Endlich ist es wieder da: Das Spiel der deutschen Nationalmannschaft. Vorher war es nur dem Namen nach ein „Spiel“. Jetzt rollt der Ball wieder nach vorne. Meistens rund um den, auch vielfach tätowierten, Fussballstar Toni Kross. Zweimal hintereinander Siege eingefahren. Wann gab es dies zuletzt? Weiß ich nicht mehr. Jedenfalls überzeugt mich die neue Truppe des Landsberger Gewächs Julian Nagelsmann, (der nicht nur ähnlich heißt wie ich, sondern bei mir im Ort um die Ecke aufwuchs. Wie der Thomas Müller übrigens auch. ) Heißt das, wir können uns auf eine ansehnliche FußballWM im Sommer freuen? Zumindest können wir diesmal eine EM genießen, bei der live einigermaßen wohltemperiertes Klima herrscht, und für alle anderen, die Kombi Biergarten, Kastanien und Fußball-WM auf der Leinwand höchste Freude bringt.
Die Europameisterschaft ist bald in Deutschland.
Nachdem die WM 2006 so etwas wie eine neue Coolness des Deutschen brachte, oder so etwas in der Art, ist es nun wieder an der Zeit: die deutsche muffige Art abzulegen und gemeinsam zu feiern. Hier ist Bedarf, denn nach all den gefühlten Millionen Debatten rund um “Masken”, rund um “die da Oben”, jeder gegen jeden, ist etwas Coolness etwas mehr wert als Gold. Auf diese Chance freue ich mich. Der europäische Stier rennt über die Fußball-Felder, und bringt hoffentlich Friede, Freude und Eierkuchen mit. Na ja, vielleicht lieber etwas frisches Obst. Man muss ja auf die Linie achten. Der Stier Europas, das ist Zeus.
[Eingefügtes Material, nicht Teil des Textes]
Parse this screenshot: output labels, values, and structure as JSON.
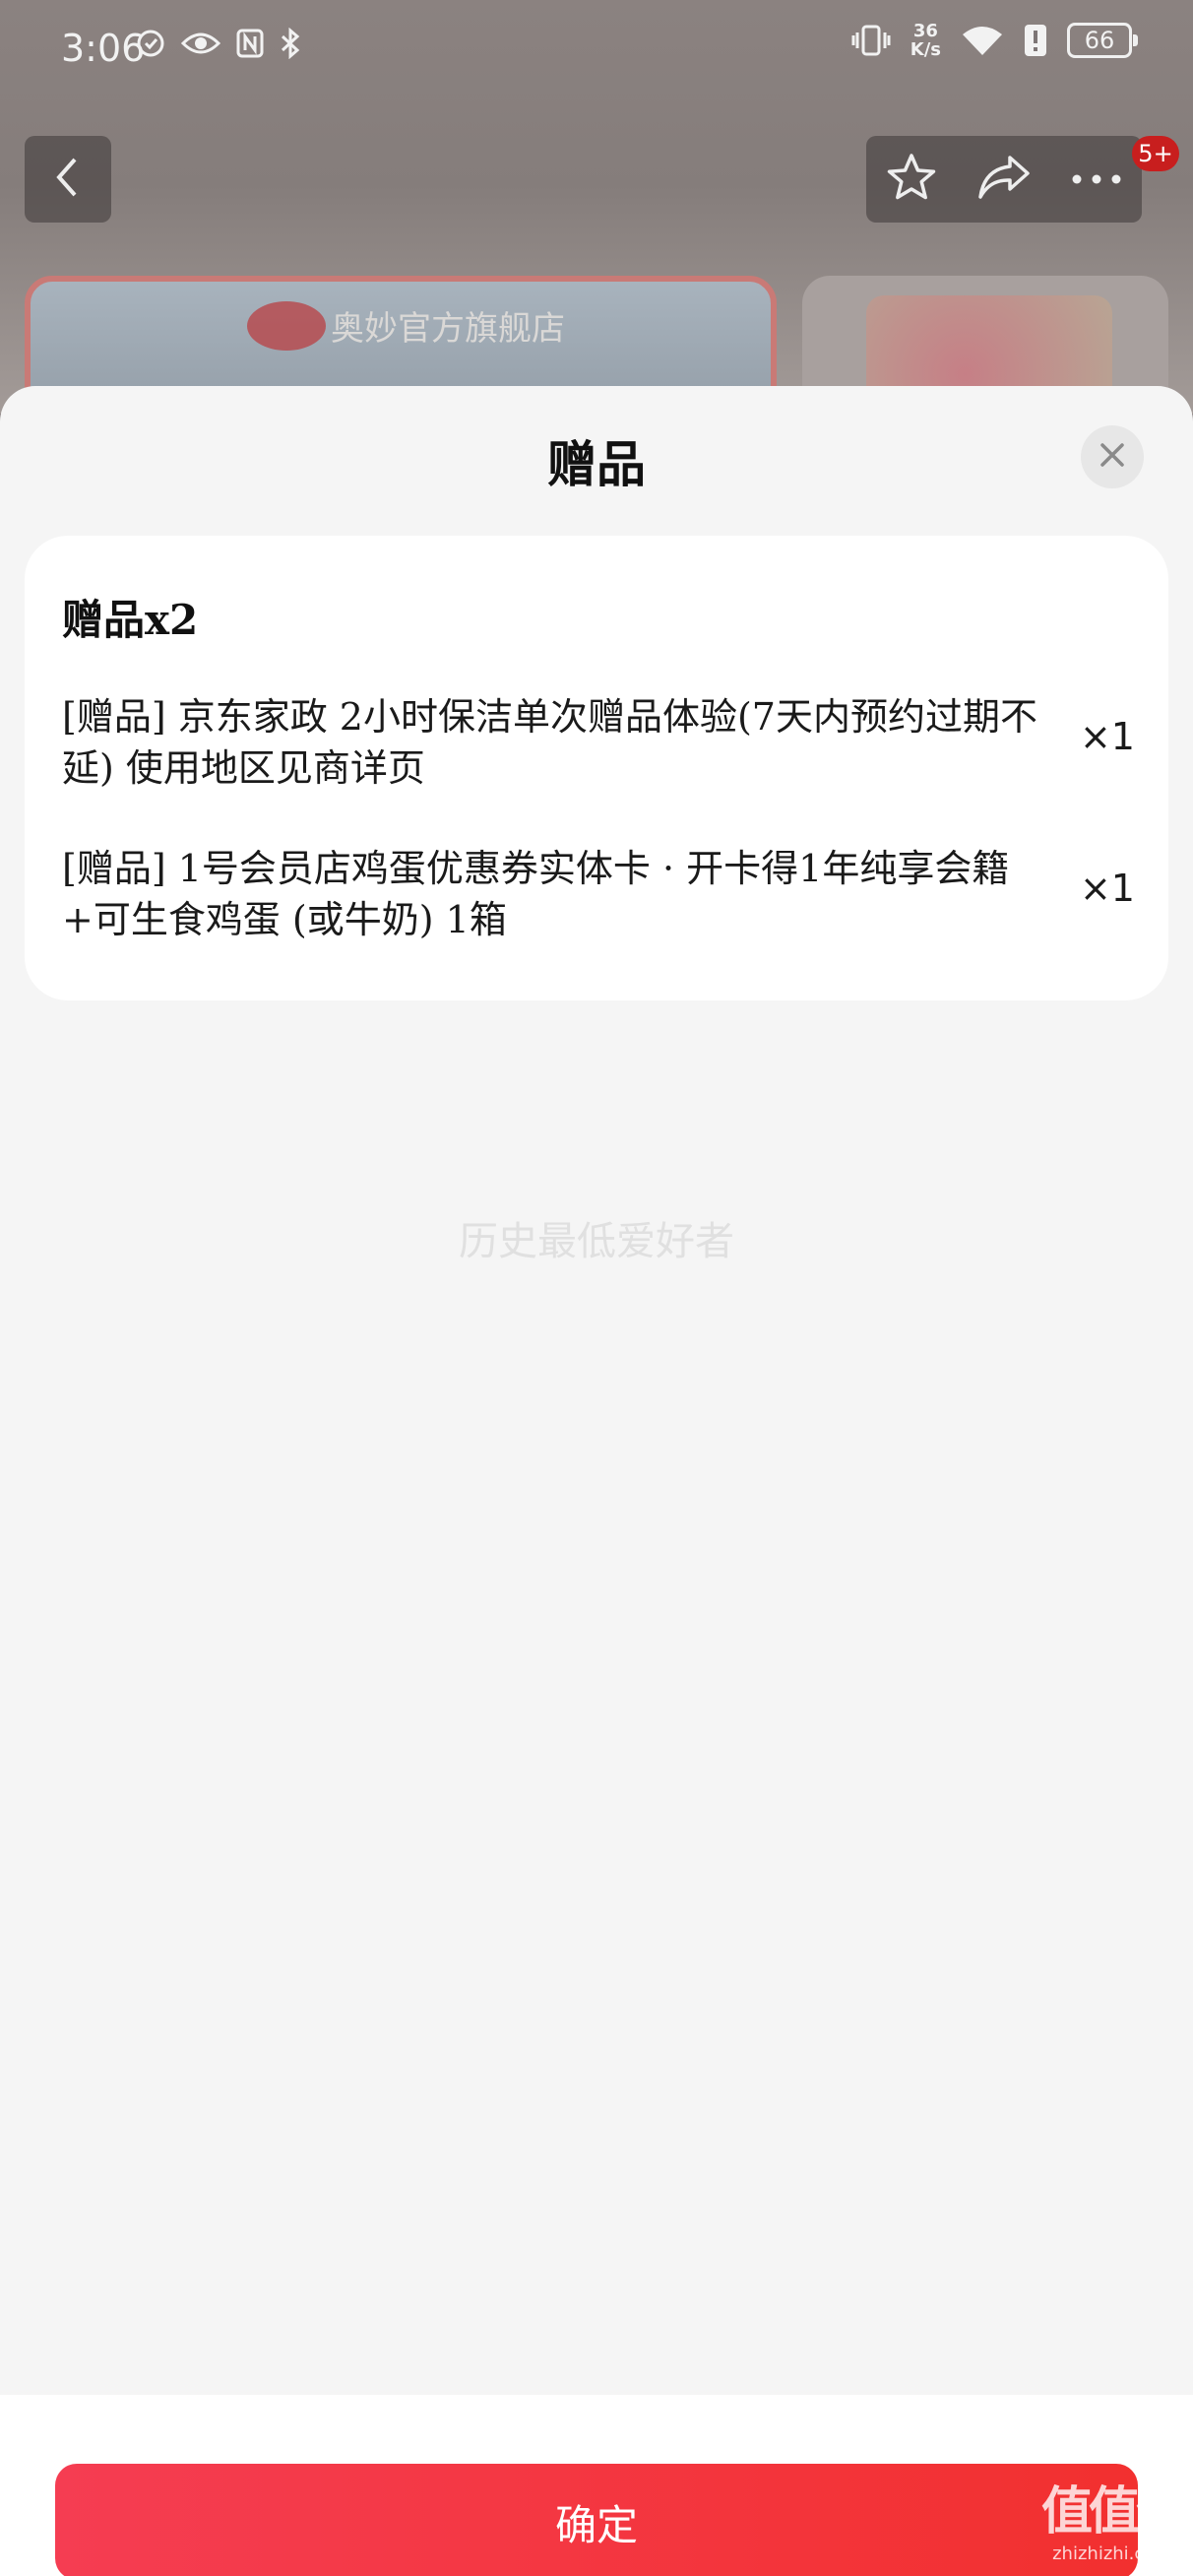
{
  "status_bar": {
    "time": "3:06",
    "net_speed_value": "36",
    "net_speed_unit": "K/s",
    "battery": "66"
  },
  "nav": {
    "cart_badge": "5+"
  },
  "background_banner": {
    "store_name": "奥妙官方旗舰店"
  },
  "sheet": {
    "title": "赠品",
    "gift_heading": "赠品x2",
    "items": [
      {
        "name": "[赠品] 京东家政 2小时保洁单次赠品体验(7天内预约过期不延) 使用地区见商详页",
        "qty": "×1"
      },
      {
        "name": "[赠品] 1号会员店鸡蛋优惠券实体卡 · 开卡得1年纯享会籍+可生食鸡蛋 (或牛奶) 1箱",
        "qty": "×1"
      }
    ],
    "watermark": "历史最低爱好者",
    "confirm_label": "确定"
  },
  "corner_logo": {
    "mark": "值值值",
    "site": "zhizhizhi.com"
  },
  "icons": {
    "back": "chevron-left-icon",
    "favorite": "star-icon",
    "share": "share-icon",
    "more": "more-icon",
    "close": "close-icon"
  }
}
Ein Gott, der sich auf seinen amourösen Abenteuern in Griechenland gern als mächtiger Paarhufer ausgab. So konnte er bei den Mädels punkten. Und Europa, das fesche Girlie, sprang ohne große Worte auf seinen Rücken und ritt mit ihm gen Norden. (Na ja, nicht ganz so freiwillig, wie uns Hesiod berichtet).
Fussball und Göttertum immer eine gute Entscheidung, wenn es um ein neues Tattoomotiv geht.
Wie wohl eine Mannschaft der Götter gegen die besten Fussballer der Welt aussehen würde, Halbgötter gewissermaßen? Dann würde der aufbrodelnde Zeus im Sturm gegen den abgeklärten Rüdiger antreten. Er würde einmal an ihm vorbeiziehen, auf das Tor schießen, und: Neuer müßte halten. Vielleicht wäre der Schuss auch unhaltbar und es würde gleich “1 zu 0” für die Götter stehen. Hoffnung besteht darin, dass Zeus nicht all zu lange am Ball bleiben würde. Sprunghaft wie er ist, würde Zeus wohl kaum 90 Minuten durchhalten. Und schon nach kurzer Zeit einen Ausritt nach irgendwohin machen. Dann haben wir die Chance anzugreifen. Thomas Müller würde den phlegmatischen Hephaistos umspielen, an dem Schöngeist Apollo vorbei, der sich niemals seinen Körper schmutzig machen würde, und dann, wenn der Schuß auf das Tor erfolgt, müsste der göttliche Torhüter Hermes auch zu bezwingen sein; insbesondere, da er sich, auf demTor sitzend, mit dem Publikum hinter ihm unterhalten würde.
Das wären schöne Spiele in Europa. Hoffen wir, dass wir auch schöne Fußballmomente erleben. Auch wenn wir nur unter uns Menschen spielen. Etwas Spiel- und Lebenskultur zu pflegen, würde dem angeschlagenen Europa und dem Rest der Welt guttun.
Ich jedenfalls freue mich auf ein Großereignis, das ruhig ein bisschen langweilig sein darf. Vielleicht so wie 2006 daheim, wo wir, mittendrin ausgeschieden, dennoch Weltmeister wurden: in einer angenehmen, netten und unaufgeregten Feierlaune.